FANNIE'S SHAKY FUTURE
The anti-Fannie factions just got a big boost--from the troubled mortgage giant itself.
By Bethany McLean

(FORTUNE Magazine) – LAST DECEMBER, WHEN THE SEC RULED that mortgage giant Fannie Mae had overstated its profits by some $9 billion since 2001, many of the company's longtime supporters, both in Washington and on Wall Street, rallied to its defense. Fannie's management, including former CEO Frank Raines and former CFO Tim Howard, they said, had innocently broken some very complicated accounting rules.

That line of thinking just became a lot less credible. In late February, Fannie said the ongoing investigation by its regulator, the Office of Federal Housing Enterprise Oversight, or OFHEO, had identified a laundry list of additional accounting issues. Fannie skeptics joke that they're "still searching for a mortgage-finance accounting rule that Fannie may not have broken." (See "The Fall of Fannie Mae," on fortune.com.)

It was Fannie, not OFHEO, that made the late February announcement, and the release didn't spell out the size of the new problems. They are not small, and things are likely to get worse before they get better. One major area of suspicion involves Fannie's QSPEs (or qualified special-purpose entities, which the company uses to issue mortgage-backed securities). Fannie has $1.4 trillion of such securities in its off-balance-sheet QSPEs. If off- balance-sheet accounting is found to be invalid for a portion of the securities, that would make Fannie's existing regulatory capital shortfall even worse. In truth, no one has a clue what Fannie Mae's financial statements really look like.

If Fannie Mae were a normal company, even diehard believers would be bolting for the exits. But it's not. For one thing, it's a top fee payer on Wall Street, and even as its stock price has slid to a four-year low recently, Wall Street analysts have continued to reiterate buy ratings. "Opportunities Abound" was the title of a recent Merrill Lynch report. Citigroup, which recently disclosed that it owns more than 6% of Fannie's stock, has also issued bullish reports. The best (or worst) comes from Lehman Brothers, which earned $75 million in fees in late 2004 when Fannie sold preferred stock to shore up its capital. Analyst Bruce Harting not only has kept his $100 price target on the $59 stock but also defends that target by creating a measure he calls "true" book value, which simply ignores the $9 billion restatement.

Credit-rating agencies, which are paid by the companies that they rate--and Fannie Mae is one of the world's largest issuers of debt--are equally supportive. In a recent report, Fitch Ratings defended Fannie's triple-A rating (which is critical to Fannie's business, because it allows the company to borrow money cheaply) in part by citing the "quality of systems used to measure and manage interest rate and credit risk." That flies in the face of OFHEO's contention that Fannie has "internal control deficiencies that it believes raise safety and soundness concerns." Fitch also cited the "assumption of support from the U.S. government that would be provided in the event of severe financial stress" at Fannie. But the U.S. government does not in fact guarantee Fannie's debt, and one of the purported goals of new legislation is to make this clear. "I don't think anything should be too big to fail," says Senator Richard Shelby (R-Alabama).

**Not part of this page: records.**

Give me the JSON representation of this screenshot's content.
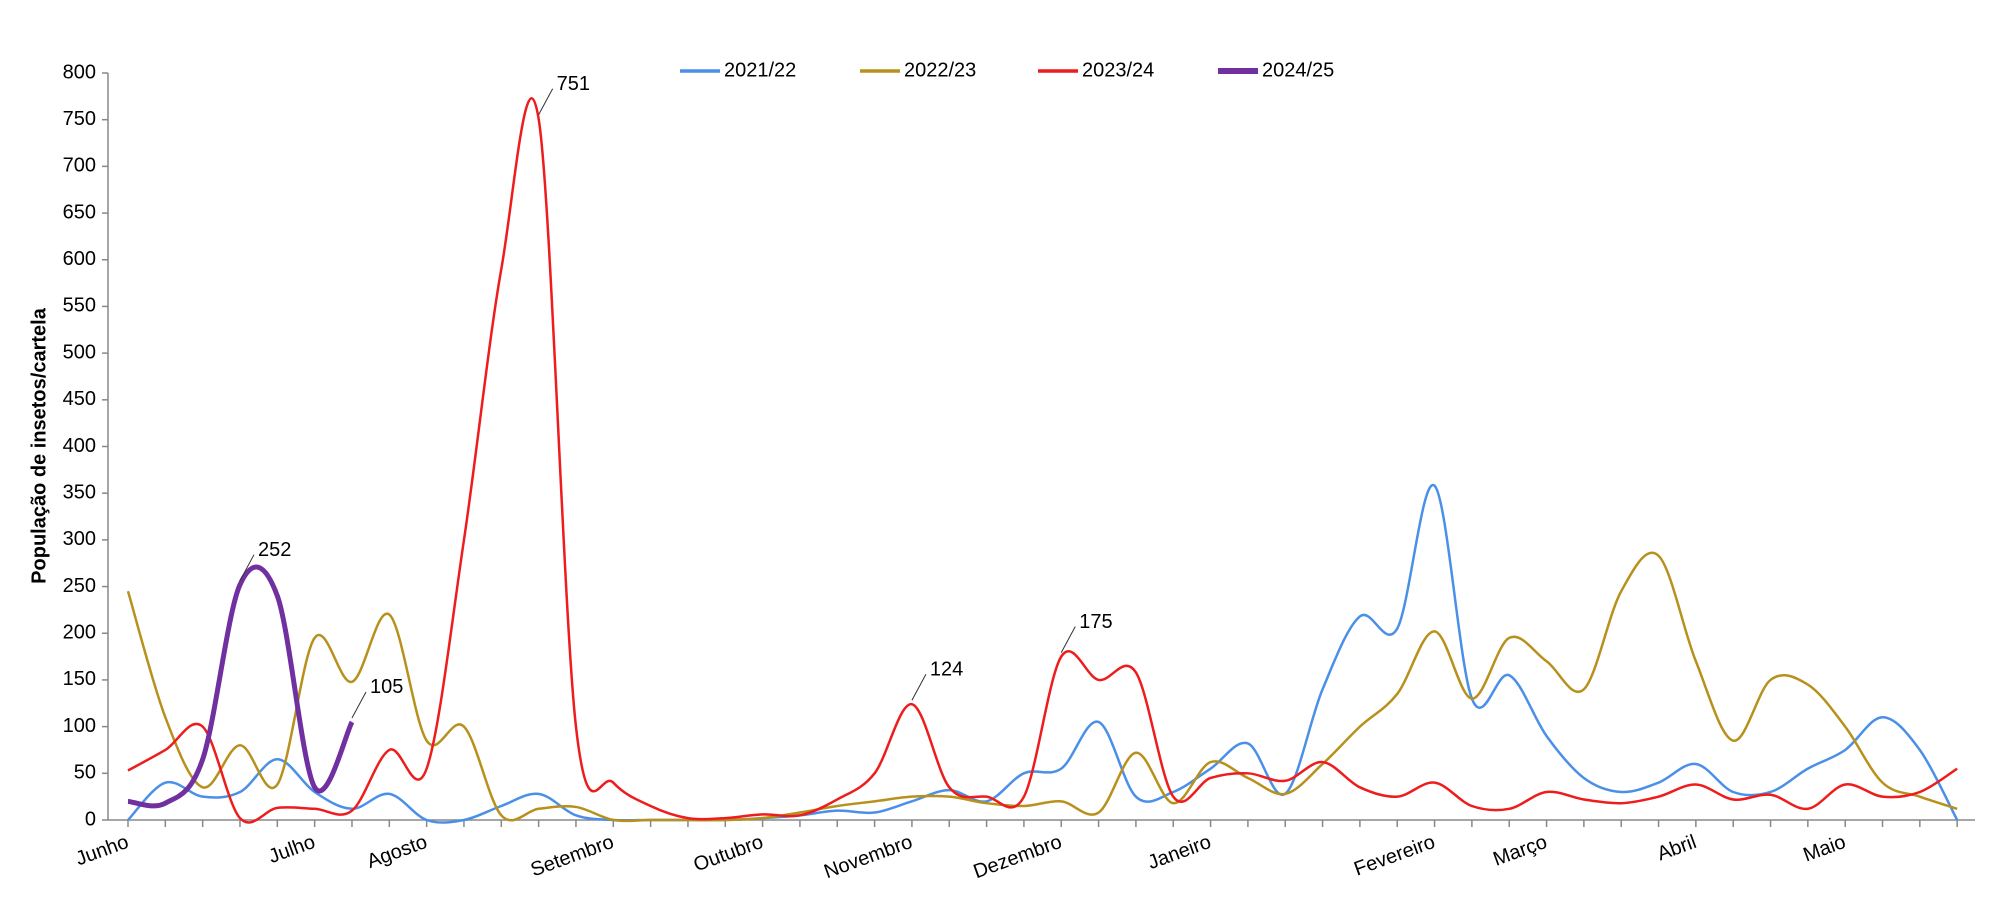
{
  "chart_data": {
    "type": "line",
    "y_label": "População de insetos/cartela",
    "categories": [
      "Junho",
      null,
      null,
      null,
      null,
      "Julho",
      null,
      null,
      "Agosto",
      null,
      null,
      null,
      null,
      "Setembro",
      null,
      null,
      null,
      "Outubro",
      null,
      null,
      null,
      "Novembro",
      null,
      null,
      null,
      "Dezembro",
      null,
      null,
      null,
      "Janeiro",
      null,
      null,
      null,
      null,
      null,
      "Fevereiro",
      null,
      null,
      "Março",
      null,
      null,
      null,
      "Abril",
      null,
      null,
      null,
      "Maio",
      null,
      null,
      null
    ],
    "series": [
      {
        "name": "2021/22",
        "color": "#4a8fe8",
        "width": 2.5,
        "values": [
          0,
          40,
          25,
          30,
          65,
          30,
          12,
          28,
          0,
          0,
          15,
          28,
          5,
          0,
          0,
          0,
          0,
          2,
          5,
          10,
          8,
          20,
          32,
          20,
          50,
          55,
          105,
          25,
          30,
          55,
          82,
          28,
          140,
          218,
          205,
          358,
          130,
          155,
          90,
          45,
          30,
          40,
          60,
          30,
          30,
          55,
          75,
          110,
          75,
          0
        ]
      },
      {
        "name": "2022/23",
        "color": "#b8901c",
        "width": 2.5,
        "values": [
          245,
          110,
          35,
          80,
          38,
          195,
          148,
          220,
          85,
          100,
          5,
          12,
          14,
          0,
          0,
          0,
          0,
          2,
          8,
          15,
          20,
          25,
          25,
          18,
          15,
          20,
          8,
          72,
          18,
          62,
          45,
          28,
          60,
          100,
          135,
          202,
          130,
          195,
          170,
          140,
          245,
          283,
          170,
          85,
          150,
          145,
          100,
          40,
          25,
          12
        ]
      },
      {
        "name": "2023/24",
        "color": "#ee1c1c",
        "width": 2.5,
        "labeled": [
          11,
          21,
          25
        ],
        "values": [
          53,
          75,
          100,
          2,
          13,
          12,
          10,
          75,
          55,
          300,
          590,
          751,
          100,
          40,
          15,
          2,
          2,
          6,
          5,
          22,
          50,
          124,
          35,
          25,
          25,
          175,
          150,
          158,
          25,
          45,
          50,
          42,
          62,
          35,
          25,
          40,
          15,
          12,
          30,
          22,
          18,
          25,
          38,
          22,
          27,
          12,
          38,
          25,
          30,
          55
        ]
      },
      {
        "name": "2024/25",
        "color": "#7030a0",
        "width": 5,
        "labeled": [
          3,
          6
        ],
        "values": [
          20,
          18,
          65,
          252,
          240,
          35,
          105,
          null,
          null,
          null,
          null,
          null,
          null,
          null,
          null,
          null,
          null,
          null,
          null,
          null,
          null,
          null,
          null,
          null,
          null,
          null,
          null,
          null,
          null,
          null,
          null,
          null,
          null,
          null,
          null,
          null,
          null,
          null,
          null,
          null,
          null,
          null,
          null,
          null,
          null,
          null,
          null,
          null,
          null,
          null
        ]
      }
    ],
    "ylim": [
      0,
      800
    ],
    "yticks": [
      0,
      50,
      100,
      150,
      200,
      250,
      300,
      350,
      400,
      450,
      500,
      550,
      600,
      650,
      700,
      750,
      800
    ],
    "legend": "top"
  }
}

Indeed, in Washington the story is a bit different. There, the drumbeat against Fannie and its sibling Freddie Mac has grown steadily louder. In testimony before the House Financial Services Committee on Feb. 17, Alan Greenspan, in response to questioning by Richard Baker (R-Louisiana), said he thought Fannie and Freddie should have to shrink their mortgage holdings to a combined $100 billion to $200 billion, down from the $1.5 trillion that the two companies own today. Otherwise, said the Fed chairman, "we are placing the total financial system of the future at substantial risk." There's some evidence that Greenspan's views, once considered dangerously "anti-housing," are becoming more mainstream. They will have a "significant impact" on the new legislation to govern Fannie and Freddie that Baker is planning to introduce, says Michael diResto, Baker's spokesperson.

The conventional wisdom is that the recent news from Fannie has increased chances that new legislation will be passed this year; Senator Shelby says the odds are "excellent." Both Fannie and Freddie want new legislation to remove the uncertainty. The Bush administration, which has taken a harder line than Congress on Fannie and Freddie for ideological but also pragmatic reasons (the administration doesn't want to be implicated in a major business scandal), has been silent. That's no accident, says one person close to the furor. After all, if Fannie continues to dig itself into a deeper accounting hole, why not wait to create even tougher regulation? "Slow torture" is how this person describes the attitude toward Fannie and Freddie. In some quarters there's even a belief that new legislation shouldn't be considered without a real debate about the risks and rewards of Fannie and Freddie's continued existence as government-sponsored entities. That would be something even Wall Street would have a hard time ignoring.